North Dakota proposes allowing radioactive oilfield waste to be disposed of in the state

Oil companies may be allowed to dispose of radioactive oilfield waste at some North Dakota landfills instead of hauling it out of state under new rules proposed by the state Health Department.

State regulators said the proposed rules that were publicly announced Friday will help track oilfield waste and come in response to the growing number of illegally tossed filter socks, the tubular nets that strain liquids during the oil production process.

The Health Department's proposal would raise the allowable concentrations of technologically enhanced radioactive material — or TENORM — to be disposed of at approved landfills from 5 picocuries per gram to 50 picocuries per gram. Picocuries are a measure of radioactivity.
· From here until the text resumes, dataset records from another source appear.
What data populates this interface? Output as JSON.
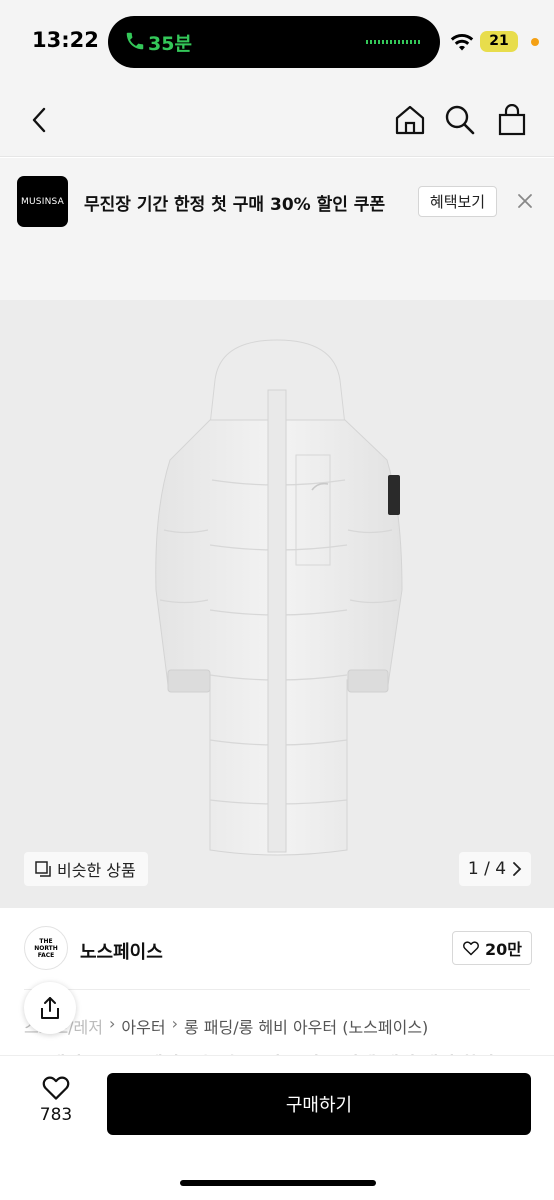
{
  "status": {
    "time": "13:22",
    "call_duration": "35분",
    "battery": "21",
    "colors": {
      "call_green": "#34c759",
      "battery_yellow": "#e8dd4c",
      "dot_orange": "#f4a014"
    }
  },
  "nav": {
    "back_icon": "chevron-left-icon",
    "icons": [
      "home-icon",
      "search-icon",
      "bag-icon"
    ]
  },
  "banner": {
    "logo_text": "MUSINSA",
    "text": "무진장 기간 한정 첫 구매 30% 할인 쿠폰",
    "button_label": "혜택보기",
    "close_icon": "close-icon"
  },
  "gallery": {
    "similar_label": "비슷한 상품",
    "pager": "1 / 4"
  },
  "brand": {
    "logo_lines": [
      "THE",
      "NORTH",
      "FACE"
    ],
    "name": "노스페이스",
    "like_count": "20만"
  },
  "breadcrumb": {
    "items": [
      "스포츠/레저",
      "아우터",
      "롱 패딩/롱 헤비 아우터 (노스페이스)"
    ]
  },
  "title_peek": "[국내정품] 노스페이스 눕시 롱 리모 다운 자켓 헤비 패딩 화이트",
  "bottom": {
    "wish_count": "783",
    "buy_label": "구매하기"
  }
}
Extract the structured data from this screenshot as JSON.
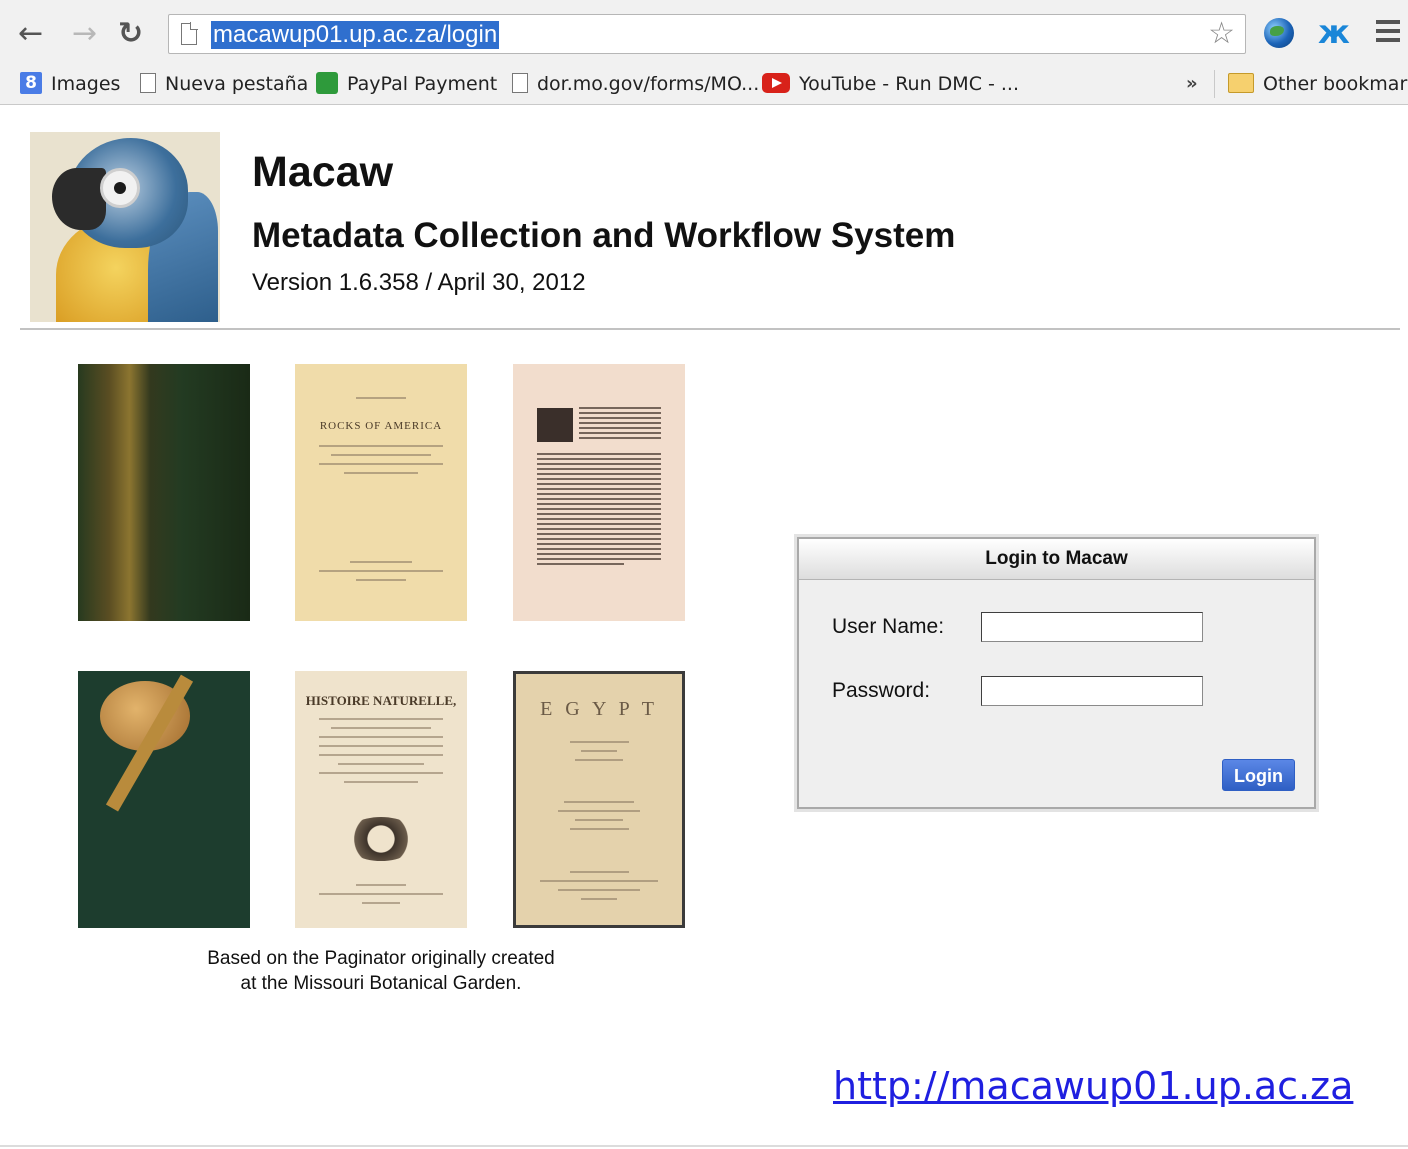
{
  "browser": {
    "url": "macawup01.up.ac.za/login",
    "bookmarks": [
      {
        "label": "Images",
        "icon": "google-icon"
      },
      {
        "label": "Nueva pestaña",
        "icon": "page-icon"
      },
      {
        "label": "PayPal Payment",
        "icon": "paypal-icon"
      },
      {
        "label": "dor.mo.gov/forms/MO...",
        "icon": "page-icon"
      },
      {
        "label": "YouTube - Run DMC - ...",
        "icon": "youtube-icon"
      }
    ],
    "overflow": "»",
    "other_bookmarks": "Other bookmarks"
  },
  "header": {
    "title": "Macaw",
    "subtitle": "Metadata Collection and Workflow System",
    "version": "Version 1.6.358 / April 30, 2012"
  },
  "gallery": {
    "caption_line1": "Based on the Paginator originally created",
    "caption_line2": "at the Missouri Botanical Garden.",
    "book_texts": {
      "rocks": "ROCKS OF AMERICA",
      "histoire": "HISTOIRE NATURELLE,",
      "egypt": "E G Y P T"
    }
  },
  "login": {
    "title": "Login to Macaw",
    "username_label": "User Name:",
    "password_label": "Password:",
    "username_value": "",
    "password_value": "",
    "button": "Login",
    "accent": "#2f5fc4"
  },
  "footer": {
    "link": "http://macawup01.up.ac.za"
  }
}
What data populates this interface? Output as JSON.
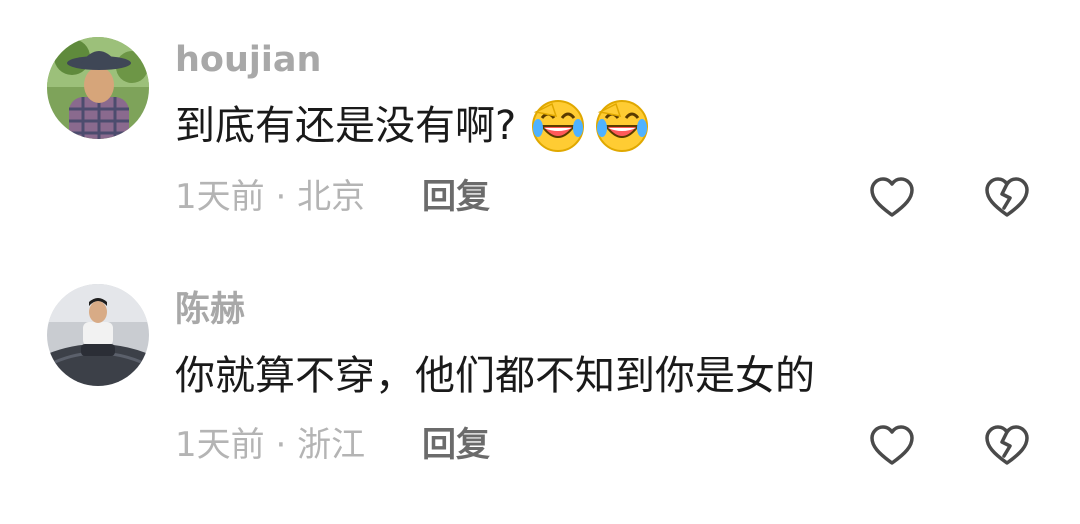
{
  "comments": [
    {
      "username": "houjian",
      "text": "到底有还是没有啊?",
      "emojis": [
        "laughing-crying-emoji",
        "laughing-crying-emoji"
      ],
      "time": "1天前",
      "separator": "·",
      "location": "北京",
      "reply_label": "回复",
      "like_icon": "heart-outline-icon",
      "dislike_icon": "broken-heart-icon"
    },
    {
      "username": "陈赫",
      "text": "你就算不穿，他们都不知到你是女的",
      "emojis": [],
      "time": "1天前",
      "separator": "·",
      "location": "浙江",
      "reply_label": "回复",
      "like_icon": "heart-outline-icon",
      "dislike_icon": "broken-heart-icon"
    }
  ],
  "colors": {
    "username": "#a8a8a8",
    "text": "#1a1a1a",
    "meta": "#b4b4b4",
    "reply": "#6b6b6b",
    "icon": "#4a4a4a"
  }
}
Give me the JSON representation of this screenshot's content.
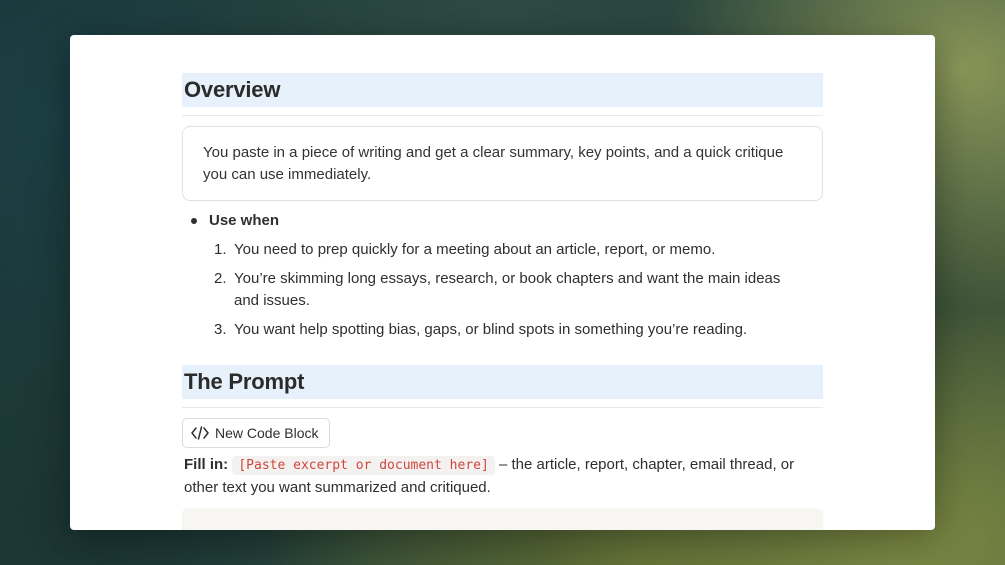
{
  "overview": {
    "heading": "Overview",
    "callout_text": "You paste in a piece of writing and get a clear summary, key points, and a quick critique you can use immediately."
  },
  "use_when": {
    "label": "Use when",
    "items": [
      {
        "num": "1.",
        "text": "You need to prep quickly for a meeting about an article, report, or memo."
      },
      {
        "num": "2.",
        "text": "You’re skimming long essays, research, or book chapters and want the main ideas and issues."
      },
      {
        "num": "3.",
        "text": "You want help spotting bias, gaps, or blind spots in something you’re reading."
      }
    ]
  },
  "prompt": {
    "heading": "The Prompt",
    "code_button_label": "New Code Block",
    "code_button_icon": "code-brackets-icon",
    "fill_label": "Fill in:",
    "fill_placeholder": "[Paste excerpt or document here]",
    "fill_description": " – the article, report, chapter, email thread, or other text you want summarized and critiqued."
  },
  "colors": {
    "heading_bg": "#e7f1fb",
    "inline_code_text": "#d0463e",
    "inline_code_bg": "#f3f2f0"
  }
}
The proposal also would require companies to keep "cradle-to-grave" records on oilfield waste, including the source, the amount, and certification of disposal from an approved dump site, said Dave Glatt, chief of the North Dakota Department of Health's environmental health section.

North Dakota generates up to 75 tons of radioactive waste daily, largely from oil filter socks, Glatt said. Filter socks can become contaminated with naturally occurring radiation and are banned for disposal in North Dakota if they surpass the 5 picocurie threshold. Oil companies are supposed to haul them to approved waste facilities in other states that allow a higher level of radioactivity in their landfills.

But North Dakota has faced increased problems with illegal oil waste dumping in recent years as it has risen to become the nation's No. 2 oil producer, behind Texas. Officials increasingly have found the filter socks along roadsides, in abandoned buildings or in commercial trash bins, and the illegal dumping of oilfield waste has drawn national media attention.

Ron Ness, president of the North Dakota Petroleum Council, said the proposed rules — something the industry has been pushing for years — would help stop the illegal dumping of oilfield waste.

"It's about time," said Ness, whose group represents more than 500 companies working in western North Dakota's oil patch.

"This is not a dangerous threshold," Ness said of the proposed elevated radioactive levels.

Environmental groups were critical of the proposal and signaled that a lawsuit would be forthcoming if the rules are adopted.

"This is an early Christmas gift to the oil industry," said Darrell Dorgan, a member of the North Dakota Energy Industry Waste Coalition, a newly formed watchdog group critical of oilfield waste dumping.

Dorgan and Theodora Bird Bear, a spokeswoman for the Dakota Resource Council, said the state's rules shouldn't change.

"They can't manage the 5 picocurie limit now," Bird Bear. "How can they enforce it when it is tenfold?"

The state is basing its proposal on a $182,000 study it funded by Illinois-based Argonne National Laboratories that sought to determine the exposure risk of radioactive waste to oilfield and landfill workers and the public. The study originally was to be funded in part by the oil industry, but that plan was scrubbed after public criticism that it smacked of conflict of interest.

The study found that the proposed higher levels of radioactive oilfield waste is not harmful to humans or the environment, he said.

"This is a safe level of radiation," Glatt said of the threshold that the study found acceptable. "It assumed workers would lay in the stuff all day, and that you could literally be two feet away from this stuff and have no exposure."

North Dakota has 10 special waste landfills and one industrial waste landfill at present that could handle radioactive waste under the proposed rules, but only if they chose to do so, Glatt said.

Public meetings have been slated around the state to get input on the proposal. Glatt said it would be several months before the new rules might be adopted.

"This is not a done deal by any stretch," Glatt said.